大学には、講義ノートというものが非公式で売られていた。大学の真向かいで。

講義ノートというのは、講義に出てノートを全て取って、そのノートを店に売るという単純なもの。
真面目な学生さんの経済的支援も兼ねているようで、1講義あたり10,000円〜17,000円で買い取られていた。
販売は600円〜1,200円ほど。

合コンばっかりしていた僕はこの講義ノートに大変お世話になり、3回生には卒業単位を取り終えることができていた。合コンばっかりしてたのに。

講義ノートを販売している店は儲かるんだろうな〜なんて考えていて思い付く。

「これ、コピーして安く売ったらいいんちゃう?」

しかし、講義ノート本体は薄い青色で印刷されており、当時のコピー機では、コピーすると読めなくなるようになっていた。一番濃くしてギリ読める程度。

そのため、講義ノートを書く人から借りることを考えた。
講義ノート説明会なんてものがあって、講義ノートの書き方や条件などが説明される。
そこに参加している人の一覧が説明会の出席確認に記載されていたので写メ。
あとは合コンで築き上げたコミュニティで個人を特定。
その講義に参加し、交渉した。

条件は
①講義ノート用のノートを5,000円でコピーさせて欲しい。
②もちろんその後、講義ノート販売店に持って行ってくれていい。
③みんなには内緒にしてて。
これだけ。

結構な数の人に断られたけど、10人ぐらいはOKしてくれた。

ノートを借り、家に帰って父親のコピー機でひたすらコピー。

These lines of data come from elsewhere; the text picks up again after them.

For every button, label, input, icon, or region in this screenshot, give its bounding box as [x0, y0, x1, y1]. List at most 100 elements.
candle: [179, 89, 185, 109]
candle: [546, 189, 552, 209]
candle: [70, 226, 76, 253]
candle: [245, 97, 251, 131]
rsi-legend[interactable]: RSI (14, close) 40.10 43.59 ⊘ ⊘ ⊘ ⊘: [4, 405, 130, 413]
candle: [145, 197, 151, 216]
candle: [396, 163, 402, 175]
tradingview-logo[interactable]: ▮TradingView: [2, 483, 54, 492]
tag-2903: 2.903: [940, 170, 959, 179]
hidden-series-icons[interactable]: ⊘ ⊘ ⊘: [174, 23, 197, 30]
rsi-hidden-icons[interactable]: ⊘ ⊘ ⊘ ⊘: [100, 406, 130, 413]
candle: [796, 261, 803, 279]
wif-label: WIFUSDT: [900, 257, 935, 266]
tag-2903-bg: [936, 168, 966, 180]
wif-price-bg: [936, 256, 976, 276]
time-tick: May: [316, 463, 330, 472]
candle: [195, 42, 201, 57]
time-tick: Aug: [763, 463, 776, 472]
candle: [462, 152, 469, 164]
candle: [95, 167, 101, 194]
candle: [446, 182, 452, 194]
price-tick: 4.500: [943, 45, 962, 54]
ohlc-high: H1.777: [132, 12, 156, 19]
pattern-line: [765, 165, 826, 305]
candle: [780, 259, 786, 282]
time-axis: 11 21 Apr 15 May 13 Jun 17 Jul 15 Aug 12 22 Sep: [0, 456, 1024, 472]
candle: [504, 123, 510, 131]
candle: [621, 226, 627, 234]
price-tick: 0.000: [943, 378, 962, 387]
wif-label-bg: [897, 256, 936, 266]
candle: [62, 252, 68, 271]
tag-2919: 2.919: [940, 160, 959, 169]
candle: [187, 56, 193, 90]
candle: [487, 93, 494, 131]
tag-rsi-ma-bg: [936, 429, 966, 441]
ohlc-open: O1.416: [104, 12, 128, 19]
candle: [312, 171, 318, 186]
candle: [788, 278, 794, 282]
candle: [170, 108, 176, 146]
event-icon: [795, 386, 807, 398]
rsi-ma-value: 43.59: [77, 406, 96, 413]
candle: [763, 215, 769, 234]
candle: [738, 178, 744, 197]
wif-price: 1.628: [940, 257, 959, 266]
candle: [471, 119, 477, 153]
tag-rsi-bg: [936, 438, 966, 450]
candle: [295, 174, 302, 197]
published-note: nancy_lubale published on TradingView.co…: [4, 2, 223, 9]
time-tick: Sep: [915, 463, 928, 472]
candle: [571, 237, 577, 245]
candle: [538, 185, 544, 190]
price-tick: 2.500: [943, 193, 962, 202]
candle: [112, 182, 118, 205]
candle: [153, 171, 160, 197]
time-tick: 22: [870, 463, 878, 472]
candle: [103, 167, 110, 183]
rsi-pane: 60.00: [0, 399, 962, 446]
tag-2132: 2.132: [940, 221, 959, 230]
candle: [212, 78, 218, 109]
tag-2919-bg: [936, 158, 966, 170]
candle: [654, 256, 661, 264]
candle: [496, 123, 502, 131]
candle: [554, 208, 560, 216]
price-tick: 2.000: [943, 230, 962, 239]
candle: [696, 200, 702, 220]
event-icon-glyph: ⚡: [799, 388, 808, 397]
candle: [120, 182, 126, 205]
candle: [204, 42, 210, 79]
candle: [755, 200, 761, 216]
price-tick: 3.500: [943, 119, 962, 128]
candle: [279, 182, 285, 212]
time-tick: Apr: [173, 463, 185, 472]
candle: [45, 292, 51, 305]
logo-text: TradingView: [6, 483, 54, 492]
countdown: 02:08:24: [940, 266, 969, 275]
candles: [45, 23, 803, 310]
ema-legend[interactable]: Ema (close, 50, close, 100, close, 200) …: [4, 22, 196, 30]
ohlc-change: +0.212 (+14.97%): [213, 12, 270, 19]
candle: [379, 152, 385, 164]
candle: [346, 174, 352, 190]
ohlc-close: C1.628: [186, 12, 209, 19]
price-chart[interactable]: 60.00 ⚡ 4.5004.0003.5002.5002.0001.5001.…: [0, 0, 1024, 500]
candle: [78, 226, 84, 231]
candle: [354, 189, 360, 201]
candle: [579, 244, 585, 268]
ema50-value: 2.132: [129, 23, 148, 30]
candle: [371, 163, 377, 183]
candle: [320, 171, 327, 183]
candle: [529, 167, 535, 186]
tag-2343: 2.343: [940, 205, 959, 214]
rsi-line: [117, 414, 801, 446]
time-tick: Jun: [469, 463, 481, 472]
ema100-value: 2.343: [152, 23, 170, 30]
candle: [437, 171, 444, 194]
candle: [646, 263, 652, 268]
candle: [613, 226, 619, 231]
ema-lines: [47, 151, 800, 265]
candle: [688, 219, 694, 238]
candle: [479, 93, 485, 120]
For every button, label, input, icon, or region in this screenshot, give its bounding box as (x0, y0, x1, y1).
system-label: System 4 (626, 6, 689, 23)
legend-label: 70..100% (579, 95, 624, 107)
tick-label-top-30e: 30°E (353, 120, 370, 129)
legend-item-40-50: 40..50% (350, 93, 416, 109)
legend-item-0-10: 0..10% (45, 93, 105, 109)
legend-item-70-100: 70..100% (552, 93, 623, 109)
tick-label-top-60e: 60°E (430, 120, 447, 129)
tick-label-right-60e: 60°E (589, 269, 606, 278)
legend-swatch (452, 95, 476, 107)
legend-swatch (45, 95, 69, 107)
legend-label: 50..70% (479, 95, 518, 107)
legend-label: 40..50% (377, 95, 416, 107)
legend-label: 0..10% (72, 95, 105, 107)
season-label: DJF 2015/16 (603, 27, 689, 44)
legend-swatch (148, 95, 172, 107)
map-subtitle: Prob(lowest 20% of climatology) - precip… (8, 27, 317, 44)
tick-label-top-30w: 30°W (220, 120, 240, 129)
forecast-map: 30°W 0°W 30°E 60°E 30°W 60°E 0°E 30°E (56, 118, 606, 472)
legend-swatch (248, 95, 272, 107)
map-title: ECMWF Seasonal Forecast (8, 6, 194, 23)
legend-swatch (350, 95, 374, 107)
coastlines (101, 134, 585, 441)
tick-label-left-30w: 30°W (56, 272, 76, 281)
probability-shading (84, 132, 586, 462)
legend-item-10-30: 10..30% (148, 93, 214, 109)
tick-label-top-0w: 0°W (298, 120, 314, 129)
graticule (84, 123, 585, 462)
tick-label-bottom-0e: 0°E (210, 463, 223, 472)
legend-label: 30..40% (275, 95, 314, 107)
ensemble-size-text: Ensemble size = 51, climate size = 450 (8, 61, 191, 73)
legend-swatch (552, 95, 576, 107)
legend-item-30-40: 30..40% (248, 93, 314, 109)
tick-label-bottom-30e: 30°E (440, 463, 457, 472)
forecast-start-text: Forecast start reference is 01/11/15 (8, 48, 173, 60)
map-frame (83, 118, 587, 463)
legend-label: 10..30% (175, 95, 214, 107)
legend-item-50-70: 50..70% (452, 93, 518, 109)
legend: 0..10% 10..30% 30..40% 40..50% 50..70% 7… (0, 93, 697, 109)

各50部。
友達と一緒にやったので、僕がコピー担当、友達が製本担当だった。

そして、講義ノート販売店の半額で売った。
もちろん売れた。
全部で30万円ぐらいにはなったと思う。
これを年に2回繰り返せるんだからチョロいもんだ。

と、思ってたら3回目の時に講義ノート販売店に呼び出され、大学の教授のところに連れて行かれ、説教された。非公式のはずなのに。

これにより3回生の冬に講義ノートコピーは終わってしまった。
儲かったお金はマンガ買うのに使ったと思う。たぶん。

大人になって思ったことは、おとん、インク代こんなに高いと思ってなかった。ごめん。